Sailing farther south, the largest animal in the world, a mighty blue whale, breached on the port side one morning, causing the captain, who had never before seen a blue, to cry out, “Marine biologist to the bridge!”

The excitement increased. Luckily, a rare landing was made at usually icebound, unreachable Elephant Island, home for most of Shackleton’s men while they waited 128 days for the return of their “Boss.” I stood on legendary Point Wild, gazing at the monument commemorating the rescue, now overrun with chinstrap penguins.

I did not win the “first iceberg spotting” contest, but it mattered not. At times I boarded Zodiacs simply to glide silently among the bergs, curved and twisted, the austral summer light enhancing the depth of field for my new digital camera, with which I tried to capture the wonder surrounding me.

The refracted light danced between water, ice and sky and I became enveloped and lost in the towering, wondrous dreamscape.

A Zodiac cruises through the ice off Petermann Island.

One such magical place, the narrow Lemaire Channel off the Antarctic Peninsula, is nicknamed Kodak Gap. If I rightly recall, I shot an hour of videotape in this spot alone.

Near the end of the voyage, on a day in the Weddell Sea, the captain put the beak of the bow into the ice. Crunch.
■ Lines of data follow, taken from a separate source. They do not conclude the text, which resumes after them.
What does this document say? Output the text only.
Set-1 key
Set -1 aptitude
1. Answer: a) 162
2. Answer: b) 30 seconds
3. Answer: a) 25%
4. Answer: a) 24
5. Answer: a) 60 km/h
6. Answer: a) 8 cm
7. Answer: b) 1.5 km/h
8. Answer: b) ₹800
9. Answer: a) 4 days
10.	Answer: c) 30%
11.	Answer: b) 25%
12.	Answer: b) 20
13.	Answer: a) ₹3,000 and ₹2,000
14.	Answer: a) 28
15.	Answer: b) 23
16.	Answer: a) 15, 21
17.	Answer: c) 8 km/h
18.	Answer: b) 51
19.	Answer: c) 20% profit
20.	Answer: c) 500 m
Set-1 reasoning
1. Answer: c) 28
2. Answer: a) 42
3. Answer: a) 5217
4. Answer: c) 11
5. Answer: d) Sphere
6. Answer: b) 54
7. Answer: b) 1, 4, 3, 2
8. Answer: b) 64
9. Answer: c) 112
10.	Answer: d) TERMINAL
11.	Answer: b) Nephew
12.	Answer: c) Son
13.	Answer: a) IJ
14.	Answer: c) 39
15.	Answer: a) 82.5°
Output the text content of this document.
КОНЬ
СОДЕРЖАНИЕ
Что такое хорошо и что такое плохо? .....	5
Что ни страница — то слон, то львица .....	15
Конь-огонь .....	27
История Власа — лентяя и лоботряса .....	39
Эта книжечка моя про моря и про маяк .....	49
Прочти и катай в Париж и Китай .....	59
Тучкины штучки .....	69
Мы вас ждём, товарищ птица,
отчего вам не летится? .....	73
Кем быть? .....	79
The ship was temporarily surrounded.

My new best mate for the trip, Barrie, one of Tony Blair’s barristers, had been there before: “The penguins are always clever and the blue whale sighting was brilliant, but I came back for the ice.”

As Shackleton wrote in his diary when his ship was beset by the pack, “What the ice gets, the ice keeps.”

In all my travels, I have never made a U-turn back to the same place two years in a row. Following this trip, I arranged a return to the ice with Society Expeditions in December 2003.

Society Expeditions to Antarctica

Society Expeditions can be reached at 2001 Western Ave., Ste. 300, Seattle, WA 98121; phone 800/548-8669 or 206/728-9400, fax 206/728-2301 or visit www.societyexpeditions.com.

I paid $12,000-plus, including airfare from Miami, for the least expensive cabin. All inclusive. No tipping!

The season runs November to February. Book well in advance, as the ship sells out regularly. I suggest taking a digital camera with a powerful zoom lens and mega-memory cards or your laptop so that you can take unlimited photographs.